Hur adalah orang yang dihormati di kaumnya dan termasuk jawara kaum Muslimin. Hur adalah seorang komandan dari bagian pasukan Ubaidillah bin Ziyad dalam peristiwa Karbala dan kemudian menyesali perbuatannya dan memutuskan untuk bergabung dengan Imam Husain.

Ia adalah sosok yang memiliki kedudukan terhormat dalam pandangan kaum Syiah. Kaum Syiah menilai Hur sebagai simbol harapan akan diterimanya taubat dan mendapat pengampunan setelah bertaubat.


Nasab

Hur bin Yazid bin Najiyah bin Qa’nab bin ‘Attab bin Harits bin Amru bin Hammam bin Banu Riyah bin Yarbu’ bin Khandhalah berasal dari Bani Tamim. [1]

Oleh itu, ia dipanggil dengan nama: Riyahi, Yarbu’i, Khandhalah dan Tamimi. [2]

Keluarga Hur pada zaman jahiliyyah dan juga pada zaman Islam merupakan keluarga yang dihormati. [3]


Kehidupan sebelum Peristiwa Karbala

Hur adalah salah satu jawara Kufah. [4]

Dalam sebagian literatur, ia disebut dengan Syurtha Ubaidillah bin Ziyad, penguasa Kufah. [5]

Bagaimanapun, pengangkatan Hur oleh Ibnu Ziyad sebagai komandan bagian dari pasukannya (dari kabilah Tamim dan Hamdan) untuk berhadapan dengan Imam Husain As[6]dan juga sikap kedisiplinan militer dan ketaatan Hur dalam melaksanakan secara teliti perintah-perintah atasannya, [7] menegaskan bahwa ia benar-benar berada di barisan Ibnu Ziyad.

Kemungkinan ini, khususnya diperkuat karena nampaknya ia memiliki sikap moderat dan tidak ada satu literatur pun yang menuliskan tentang sikap Hur dalam masalah situasi politik Kufah yang tegang pada tahun 60 H. Hanya Bal’ami saja, itupun dalam sebuah riwayat yang diragukan, bahwa Hur adalah seorang penganut Syiah dan ia menyembunyikan kesyiahannya. [8]


Komandan Pasukan Kufah

Ubaidillah bin Ziyad ketika mengetahui Imam Husain As bergerak ke arah Kufah, memanggil Hur yang merupakan pembesar Kufah dan memintanya untuk menjadi komandan pasukan bagi 1000 penunggang kuda kemudian mengirimnya untuk menghadang perjalanan Imam Husain As.

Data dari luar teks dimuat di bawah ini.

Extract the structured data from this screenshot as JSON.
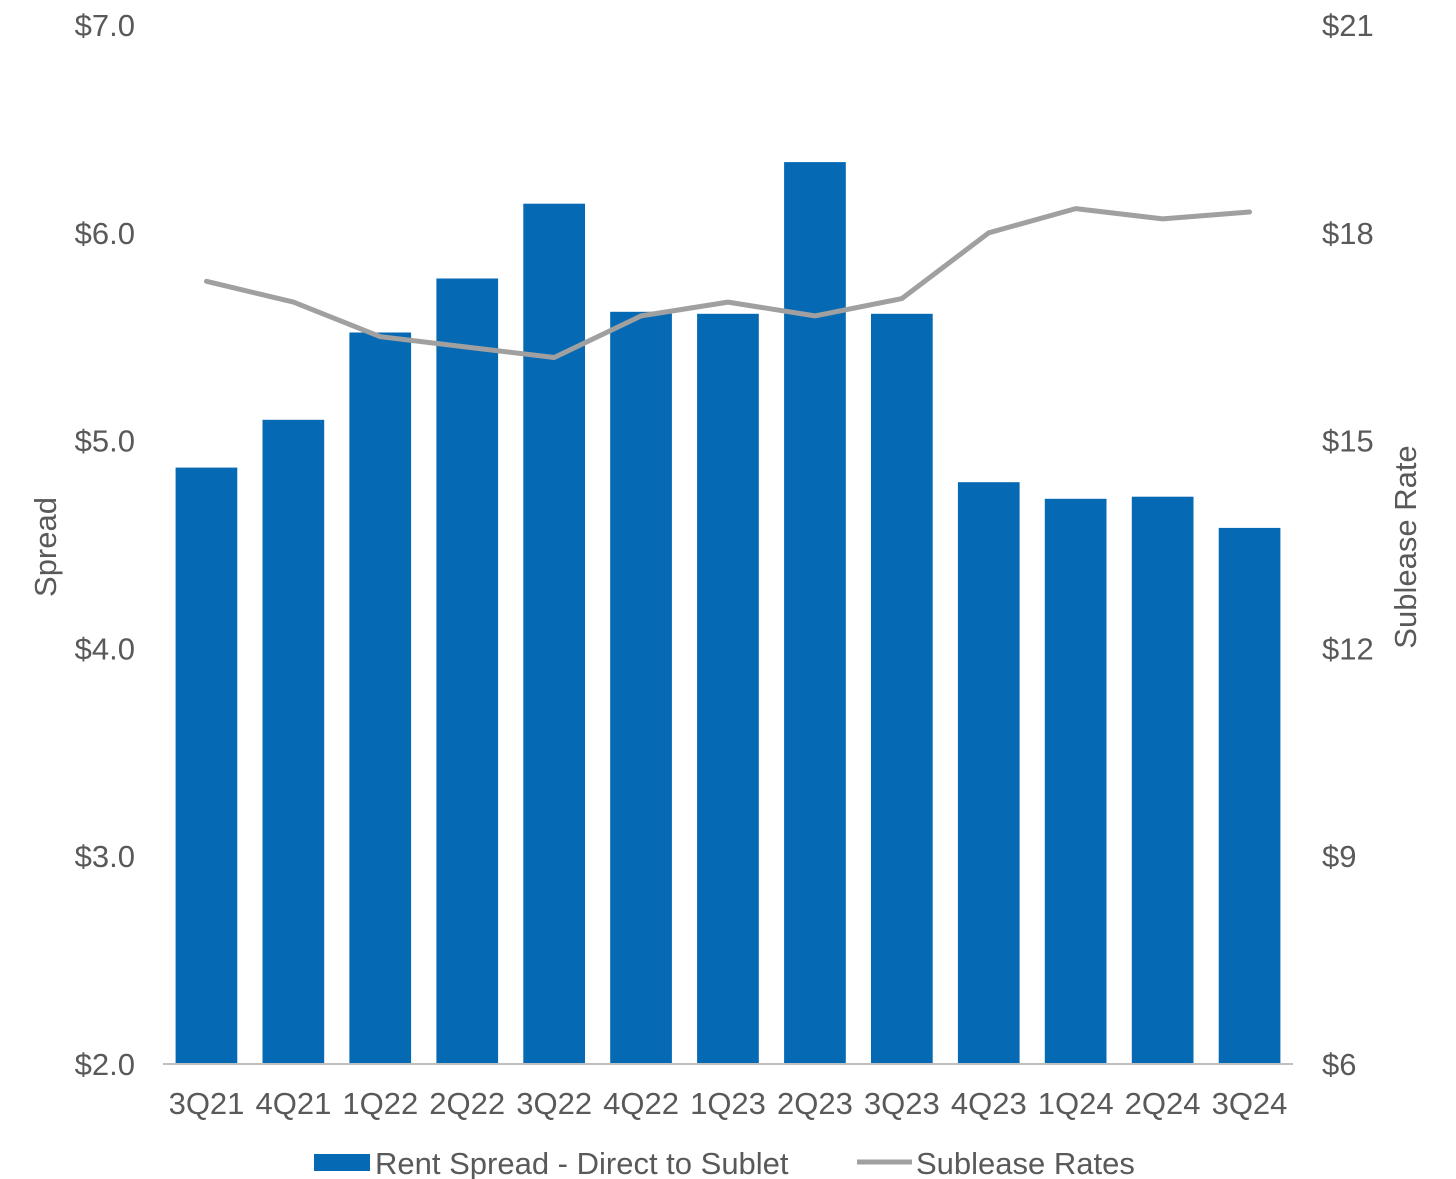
{
  "chart_data": {
    "type": "bar",
    "categories": [
      "3Q21",
      "4Q21",
      "1Q22",
      "2Q22",
      "3Q22",
      "4Q22",
      "1Q23",
      "2Q23",
      "3Q23",
      "4Q23",
      "1Q24",
      "2Q24",
      "3Q24"
    ],
    "series": [
      {
        "name": "Rent Spread - Direct to Sublet",
        "type": "bar",
        "axis": "left",
        "color": "#0569b4",
        "values": [
          4.87,
          5.1,
          5.52,
          5.78,
          6.14,
          5.62,
          5.61,
          6.34,
          5.61,
          4.8,
          4.72,
          4.73,
          4.58
        ]
      },
      {
        "name": "Sublease Rates",
        "type": "line",
        "axis": "right",
        "color": "#a0a0a0",
        "values": [
          17.3,
          17.0,
          16.5,
          16.35,
          16.2,
          16.8,
          17.0,
          16.8,
          17.05,
          18.0,
          18.35,
          18.2,
          18.3
        ]
      }
    ],
    "y_left": {
      "label": "Spread",
      "range": [
        2,
        7
      ],
      "ticks": [
        2,
        3,
        4,
        5,
        6,
        7
      ],
      "tick_labels": [
        "$2.0",
        "$3.0",
        "$4.0",
        "$5.0",
        "$6.0",
        "$7.0"
      ]
    },
    "y_right": {
      "label": "Sublease Rate",
      "range": [
        6,
        21
      ],
      "ticks": [
        6,
        9,
        12,
        15,
        18,
        21
      ],
      "tick_labels": [
        "$6",
        "$9",
        "$12",
        "$15",
        "$18",
        "$21"
      ]
    },
    "grid": false,
    "legend_position": "bottom"
  }
}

Berdasarkan riwayat yang lain, Ubaidillah mengirim Hushain bin Numair Tamimi dengan 4000 orang tentara ke Qadisiyah sehingga jarak antara Qadisiyah, Quthquthaniyah hingga La’alla’ berada di bawah pengawasannya.

Dengan demikian akan diketahui siapa-siapa yang melewati daerah itu. Hur dan tentaranya yang berjumlah 1000 orang itu juga merupakan bagian dari pasukan yang dikirim oleh Hushain bin Namir untuk menghalangi perjalanan Imam Husain.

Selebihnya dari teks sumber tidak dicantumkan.